NEW DELHI: In view of the massive jail break in Nepal during the ‘Generation Z’ protests, India’s intelligence agencies have sounded alert, suggesting that a sizable number among over 13,500 prisoners, who escaped the prisons, are terror operatives, crime lords and mafia, officials said on Wednesday.
They said that the police forces of the bordering states and the border guarding force SSB have alerted against possible attempts by such elements to enter India.
The officials said that intelligence inputs were that among those attempting to cross over to the Indian side “are terror suspects linked to Pakistan-based outfits, drug traffickers, kidnappers, and contract killers active along Indo-Nepal borders”.
Meanwhile, the Sashastra Seema Bal (SSB) has confirmed that the force has so far managed to block and detain 72 such jailbreak suspects.
According to intelligence sources, these fugitives, who have been nabbed by the SSB, already have their linkages in India, and they wanted to enter the country to find shelter.
The sources said inputs have been received about Jaish-e-Mohammad-linked terror operatives entering Nepal on tourist visas a few days before the violent protests erupted in the Himalayan country. Their aim was to enter India, but since they failed, they flew to a far-east country, they added.

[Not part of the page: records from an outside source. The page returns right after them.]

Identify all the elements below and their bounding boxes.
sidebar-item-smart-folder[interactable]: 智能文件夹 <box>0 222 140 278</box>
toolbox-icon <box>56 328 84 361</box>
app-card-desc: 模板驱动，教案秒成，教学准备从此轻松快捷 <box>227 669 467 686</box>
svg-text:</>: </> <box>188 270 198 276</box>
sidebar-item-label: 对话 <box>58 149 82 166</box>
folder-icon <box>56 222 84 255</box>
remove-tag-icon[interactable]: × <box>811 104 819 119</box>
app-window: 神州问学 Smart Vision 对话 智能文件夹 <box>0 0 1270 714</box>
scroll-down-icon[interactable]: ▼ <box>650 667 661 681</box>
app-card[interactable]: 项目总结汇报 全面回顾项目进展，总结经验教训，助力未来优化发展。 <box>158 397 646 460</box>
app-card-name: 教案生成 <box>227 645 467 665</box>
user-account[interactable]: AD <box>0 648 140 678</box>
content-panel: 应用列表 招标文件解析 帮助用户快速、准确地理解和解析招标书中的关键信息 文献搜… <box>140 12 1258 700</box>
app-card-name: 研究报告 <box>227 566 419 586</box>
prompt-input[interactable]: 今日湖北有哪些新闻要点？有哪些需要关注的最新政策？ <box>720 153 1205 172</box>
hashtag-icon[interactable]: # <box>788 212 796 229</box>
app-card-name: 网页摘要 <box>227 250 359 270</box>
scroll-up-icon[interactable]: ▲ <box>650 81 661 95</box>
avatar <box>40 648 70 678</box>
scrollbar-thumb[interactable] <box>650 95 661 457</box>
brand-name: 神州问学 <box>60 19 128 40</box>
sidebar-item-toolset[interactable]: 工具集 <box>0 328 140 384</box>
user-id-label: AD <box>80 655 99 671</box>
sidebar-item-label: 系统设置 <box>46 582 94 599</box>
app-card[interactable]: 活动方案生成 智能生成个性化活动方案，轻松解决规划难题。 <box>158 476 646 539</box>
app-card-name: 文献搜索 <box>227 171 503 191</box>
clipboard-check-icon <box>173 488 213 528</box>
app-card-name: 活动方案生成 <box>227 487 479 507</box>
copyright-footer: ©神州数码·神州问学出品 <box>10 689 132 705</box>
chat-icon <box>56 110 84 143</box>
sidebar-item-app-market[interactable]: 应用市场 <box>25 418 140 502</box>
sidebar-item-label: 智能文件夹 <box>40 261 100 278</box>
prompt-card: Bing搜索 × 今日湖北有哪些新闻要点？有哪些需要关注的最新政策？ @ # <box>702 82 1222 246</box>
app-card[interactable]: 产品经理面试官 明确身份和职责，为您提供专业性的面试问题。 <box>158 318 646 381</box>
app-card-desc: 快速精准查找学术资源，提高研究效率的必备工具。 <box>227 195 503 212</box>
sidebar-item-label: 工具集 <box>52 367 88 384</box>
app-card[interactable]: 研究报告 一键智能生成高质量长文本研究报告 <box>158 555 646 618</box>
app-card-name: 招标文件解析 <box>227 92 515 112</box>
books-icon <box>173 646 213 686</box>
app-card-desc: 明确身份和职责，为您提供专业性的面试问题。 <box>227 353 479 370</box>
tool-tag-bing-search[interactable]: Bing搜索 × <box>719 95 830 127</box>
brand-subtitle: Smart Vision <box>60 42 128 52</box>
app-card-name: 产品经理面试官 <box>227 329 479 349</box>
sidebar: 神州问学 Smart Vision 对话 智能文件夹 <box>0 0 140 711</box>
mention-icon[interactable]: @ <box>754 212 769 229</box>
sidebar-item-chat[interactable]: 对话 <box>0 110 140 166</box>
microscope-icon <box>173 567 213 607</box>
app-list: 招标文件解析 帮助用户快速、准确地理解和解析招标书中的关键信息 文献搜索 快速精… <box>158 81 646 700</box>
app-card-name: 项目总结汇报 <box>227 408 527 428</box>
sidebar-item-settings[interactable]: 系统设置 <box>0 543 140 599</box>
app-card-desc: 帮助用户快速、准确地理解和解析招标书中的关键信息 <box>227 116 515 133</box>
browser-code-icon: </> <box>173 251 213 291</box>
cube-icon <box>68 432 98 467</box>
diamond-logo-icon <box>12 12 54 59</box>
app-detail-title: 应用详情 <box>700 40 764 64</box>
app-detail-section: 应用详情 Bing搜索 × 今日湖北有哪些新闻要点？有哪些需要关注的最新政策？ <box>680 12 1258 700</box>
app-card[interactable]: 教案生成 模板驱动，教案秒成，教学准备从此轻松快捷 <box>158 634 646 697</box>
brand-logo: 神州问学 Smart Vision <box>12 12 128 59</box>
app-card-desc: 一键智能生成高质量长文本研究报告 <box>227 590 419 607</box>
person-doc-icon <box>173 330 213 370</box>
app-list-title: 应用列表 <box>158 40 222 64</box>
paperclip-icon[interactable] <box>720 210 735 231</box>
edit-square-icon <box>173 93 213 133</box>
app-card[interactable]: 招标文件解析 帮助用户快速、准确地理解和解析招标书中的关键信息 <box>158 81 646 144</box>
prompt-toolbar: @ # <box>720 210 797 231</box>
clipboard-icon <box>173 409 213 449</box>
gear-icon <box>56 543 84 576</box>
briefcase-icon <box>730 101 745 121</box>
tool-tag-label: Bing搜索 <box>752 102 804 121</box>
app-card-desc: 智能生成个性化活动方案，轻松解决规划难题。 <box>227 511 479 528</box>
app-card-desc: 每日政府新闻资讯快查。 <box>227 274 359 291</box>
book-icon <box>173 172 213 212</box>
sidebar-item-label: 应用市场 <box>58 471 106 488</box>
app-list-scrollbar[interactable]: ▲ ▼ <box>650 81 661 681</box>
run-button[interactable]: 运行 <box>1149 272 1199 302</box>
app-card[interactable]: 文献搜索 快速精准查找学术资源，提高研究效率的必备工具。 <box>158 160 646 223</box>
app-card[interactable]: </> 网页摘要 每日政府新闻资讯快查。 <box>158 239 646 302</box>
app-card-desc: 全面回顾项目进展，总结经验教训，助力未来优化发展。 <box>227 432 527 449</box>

Meanwhile, the Union Ministry of Home Affairs (MHA) has already issued an advisory to all the bordering states to remain alert and has asked central security forces, particularly the SSB, to step up their vigil along borders in Uttar Pradesh, Bihar and Uttarakhand.
Even a senior Commandant of SSB leading a battalion in Sitamarhi district of Bihar told this newspaper that the force has been facing the risk beyond ordinary crimes and criminals. “As per intelligence we have received from our sources from both sides of the border, a few of the criminals, who staged the jailbreak in Nepal have direct links with transnational terror and organised crime networks. They may also attempt to seek support from elements in other countries,” he said.

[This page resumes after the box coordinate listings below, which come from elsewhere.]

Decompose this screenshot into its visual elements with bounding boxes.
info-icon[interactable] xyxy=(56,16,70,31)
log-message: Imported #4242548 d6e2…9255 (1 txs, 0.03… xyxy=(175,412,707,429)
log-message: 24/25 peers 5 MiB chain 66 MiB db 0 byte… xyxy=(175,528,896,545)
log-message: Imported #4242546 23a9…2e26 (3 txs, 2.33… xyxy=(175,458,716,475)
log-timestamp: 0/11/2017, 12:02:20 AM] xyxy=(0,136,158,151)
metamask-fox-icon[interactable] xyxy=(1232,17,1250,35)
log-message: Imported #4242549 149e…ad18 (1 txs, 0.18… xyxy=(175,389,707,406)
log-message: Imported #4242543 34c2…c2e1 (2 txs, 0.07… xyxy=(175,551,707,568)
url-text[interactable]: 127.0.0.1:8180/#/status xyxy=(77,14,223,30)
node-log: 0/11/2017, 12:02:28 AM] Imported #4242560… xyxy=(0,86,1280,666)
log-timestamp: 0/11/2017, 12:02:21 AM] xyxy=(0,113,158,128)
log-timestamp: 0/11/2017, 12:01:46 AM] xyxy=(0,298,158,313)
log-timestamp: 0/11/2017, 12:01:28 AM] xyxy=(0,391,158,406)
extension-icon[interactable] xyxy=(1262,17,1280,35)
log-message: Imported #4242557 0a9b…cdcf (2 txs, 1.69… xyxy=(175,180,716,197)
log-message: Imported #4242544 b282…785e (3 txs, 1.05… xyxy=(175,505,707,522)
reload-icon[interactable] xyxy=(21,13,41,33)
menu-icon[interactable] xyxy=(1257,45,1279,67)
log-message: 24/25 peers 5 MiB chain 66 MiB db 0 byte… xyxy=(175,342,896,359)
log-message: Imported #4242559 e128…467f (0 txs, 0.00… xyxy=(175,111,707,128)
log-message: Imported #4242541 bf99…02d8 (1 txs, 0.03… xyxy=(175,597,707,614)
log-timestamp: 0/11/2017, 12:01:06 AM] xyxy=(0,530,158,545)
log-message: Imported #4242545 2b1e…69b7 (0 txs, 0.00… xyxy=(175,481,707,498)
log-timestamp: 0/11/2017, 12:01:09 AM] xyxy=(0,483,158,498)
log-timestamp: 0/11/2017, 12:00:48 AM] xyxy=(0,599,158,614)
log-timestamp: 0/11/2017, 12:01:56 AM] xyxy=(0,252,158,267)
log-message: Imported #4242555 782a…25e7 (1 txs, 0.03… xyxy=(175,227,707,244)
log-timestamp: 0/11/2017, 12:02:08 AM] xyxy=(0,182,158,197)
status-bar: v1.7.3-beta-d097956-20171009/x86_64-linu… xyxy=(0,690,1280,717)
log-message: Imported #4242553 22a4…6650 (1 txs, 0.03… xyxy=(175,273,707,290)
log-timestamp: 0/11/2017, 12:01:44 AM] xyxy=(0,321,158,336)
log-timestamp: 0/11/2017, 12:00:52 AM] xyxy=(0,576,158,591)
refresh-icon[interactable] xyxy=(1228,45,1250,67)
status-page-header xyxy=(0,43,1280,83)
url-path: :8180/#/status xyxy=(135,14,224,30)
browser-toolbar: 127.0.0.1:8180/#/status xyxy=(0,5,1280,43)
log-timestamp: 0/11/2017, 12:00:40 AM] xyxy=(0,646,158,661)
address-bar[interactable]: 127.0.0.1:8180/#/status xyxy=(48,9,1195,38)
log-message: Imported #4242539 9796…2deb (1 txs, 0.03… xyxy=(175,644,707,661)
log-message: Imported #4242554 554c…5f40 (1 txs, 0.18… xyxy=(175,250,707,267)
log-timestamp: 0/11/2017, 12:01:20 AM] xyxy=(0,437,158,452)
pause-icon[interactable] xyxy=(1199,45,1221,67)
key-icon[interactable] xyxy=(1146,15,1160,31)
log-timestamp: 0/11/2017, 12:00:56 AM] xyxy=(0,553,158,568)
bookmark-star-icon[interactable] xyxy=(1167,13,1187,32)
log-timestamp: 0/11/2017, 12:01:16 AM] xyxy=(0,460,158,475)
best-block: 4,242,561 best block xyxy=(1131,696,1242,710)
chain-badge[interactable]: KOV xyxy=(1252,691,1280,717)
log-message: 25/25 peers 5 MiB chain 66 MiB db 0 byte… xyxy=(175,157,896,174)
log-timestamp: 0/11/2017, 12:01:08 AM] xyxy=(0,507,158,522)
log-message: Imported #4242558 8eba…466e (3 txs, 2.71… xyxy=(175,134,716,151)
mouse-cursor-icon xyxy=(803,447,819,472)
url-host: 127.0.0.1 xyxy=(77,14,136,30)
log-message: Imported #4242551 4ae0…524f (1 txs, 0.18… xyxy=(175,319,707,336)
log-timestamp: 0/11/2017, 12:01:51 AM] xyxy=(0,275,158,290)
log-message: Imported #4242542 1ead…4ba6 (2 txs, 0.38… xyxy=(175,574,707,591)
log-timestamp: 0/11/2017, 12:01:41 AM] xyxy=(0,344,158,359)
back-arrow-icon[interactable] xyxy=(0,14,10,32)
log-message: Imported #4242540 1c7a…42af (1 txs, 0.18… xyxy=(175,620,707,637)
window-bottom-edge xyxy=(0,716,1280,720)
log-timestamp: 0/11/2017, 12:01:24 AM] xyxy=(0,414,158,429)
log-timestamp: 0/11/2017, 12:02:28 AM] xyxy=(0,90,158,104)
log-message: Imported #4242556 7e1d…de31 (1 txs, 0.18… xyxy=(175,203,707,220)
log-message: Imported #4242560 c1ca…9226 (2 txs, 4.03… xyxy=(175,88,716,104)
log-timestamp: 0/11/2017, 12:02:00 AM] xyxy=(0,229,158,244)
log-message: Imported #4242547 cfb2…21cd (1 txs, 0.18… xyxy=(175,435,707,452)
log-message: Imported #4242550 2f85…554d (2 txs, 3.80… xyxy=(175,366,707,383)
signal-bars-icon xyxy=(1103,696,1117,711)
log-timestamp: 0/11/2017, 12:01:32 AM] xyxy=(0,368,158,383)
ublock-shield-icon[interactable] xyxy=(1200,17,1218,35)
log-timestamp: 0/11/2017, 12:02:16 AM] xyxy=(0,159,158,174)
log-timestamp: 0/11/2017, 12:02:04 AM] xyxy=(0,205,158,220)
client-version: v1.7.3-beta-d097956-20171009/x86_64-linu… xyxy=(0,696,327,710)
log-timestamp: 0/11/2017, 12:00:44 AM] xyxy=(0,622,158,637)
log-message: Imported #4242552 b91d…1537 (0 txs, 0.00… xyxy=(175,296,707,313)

He said that inputs are also there that many of the escapees may not make an immediate attempt to cross over, instead, they could lie low for a while with a hope to get an opportunity, and guards against them would be lowered.
The porous Indo-Nepal border has long posed challenges for Indian security forces, with both criminal syndicates and terror groups using the open frontier for movement, smuggling, extortion and terror-linked activities.